After upgrading to Symantec Data Loss Prevention 15.8, one Network Prevent for Email detection server does not see any email traffic.

Reflect mode is enabled.

The RequestProcessor0.log shows:

INFO: (SMTP_CONNECTION.1201) Connection accepted (tid=25 cid=Upstream-xxxxxxxxxx local=x.x.x.x:10025 remote=x.x.x.x:50708)
Jul 19, 2021 7:54:11 AM com.vontu.mta.rp.log.SmtpLogManager logForwardHostNotAvailable

SEVERE: (SMTP_CONNECTION.5210) All forward hosts unavailable (tid=25 cid=<> reason=Connection refused: connect)
Jul 19, 2021 7:54:11 AM com.vontu.mta.rp.log.SmtpLogManager logUpstreamConnectionClosed

Jul 19, 2021 7:54:27 AM com.vontu.mta.rp.ESMTPRequestProcessorThread run
WARNING: RPT(28): Could not establish session peers.
com.vontu.mta.rp.MTAException: Unable to establish forwarding connection.
 at com.vontu.mta.rp.EventLoop.establishPeers(EventLoop.java:77)
 at com.vontu.mta.rp.ESMTPRequestProcessorThread.run(ESMTPRequestProcessorThread.java:91)
 at java.lang.Thread.run(Thread.java:748)

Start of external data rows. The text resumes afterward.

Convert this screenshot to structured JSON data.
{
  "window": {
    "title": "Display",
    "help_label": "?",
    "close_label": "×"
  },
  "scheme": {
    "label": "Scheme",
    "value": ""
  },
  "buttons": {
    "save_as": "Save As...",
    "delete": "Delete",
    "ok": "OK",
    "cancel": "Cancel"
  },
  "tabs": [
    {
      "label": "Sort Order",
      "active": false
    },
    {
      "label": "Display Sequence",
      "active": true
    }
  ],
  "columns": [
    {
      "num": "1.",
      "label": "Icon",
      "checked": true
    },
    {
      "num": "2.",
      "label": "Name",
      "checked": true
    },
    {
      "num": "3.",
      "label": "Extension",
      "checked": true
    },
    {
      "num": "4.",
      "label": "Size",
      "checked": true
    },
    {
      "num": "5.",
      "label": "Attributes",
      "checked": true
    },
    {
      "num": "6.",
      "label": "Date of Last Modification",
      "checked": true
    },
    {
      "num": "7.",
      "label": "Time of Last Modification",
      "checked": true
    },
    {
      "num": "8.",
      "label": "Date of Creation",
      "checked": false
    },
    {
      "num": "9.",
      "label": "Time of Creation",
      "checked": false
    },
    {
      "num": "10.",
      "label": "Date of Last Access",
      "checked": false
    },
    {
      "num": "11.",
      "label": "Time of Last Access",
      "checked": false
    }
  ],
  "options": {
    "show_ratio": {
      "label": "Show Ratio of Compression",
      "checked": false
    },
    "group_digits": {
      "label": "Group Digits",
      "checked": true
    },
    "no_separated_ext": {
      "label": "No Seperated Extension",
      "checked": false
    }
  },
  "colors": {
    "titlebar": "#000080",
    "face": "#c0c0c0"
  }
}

Symantec Data Los Prevention 15.8

The wrong port is set for RequestProcessor.MTAResubmitPort

 1. In the Enforce web console, navigate to System > Servers and Detectors > Overview > Select the Network Prevent for Email detection server > Server Settings.
 2. Scroll down to "RequestProcessor.MTAResubmitPort". What port is being used? 
 3. Confirm with your MTA team that the port specified in "RequestProcessor.MTAResubmitPort" is the correct one DLP should be using when communicating back in reflect mode.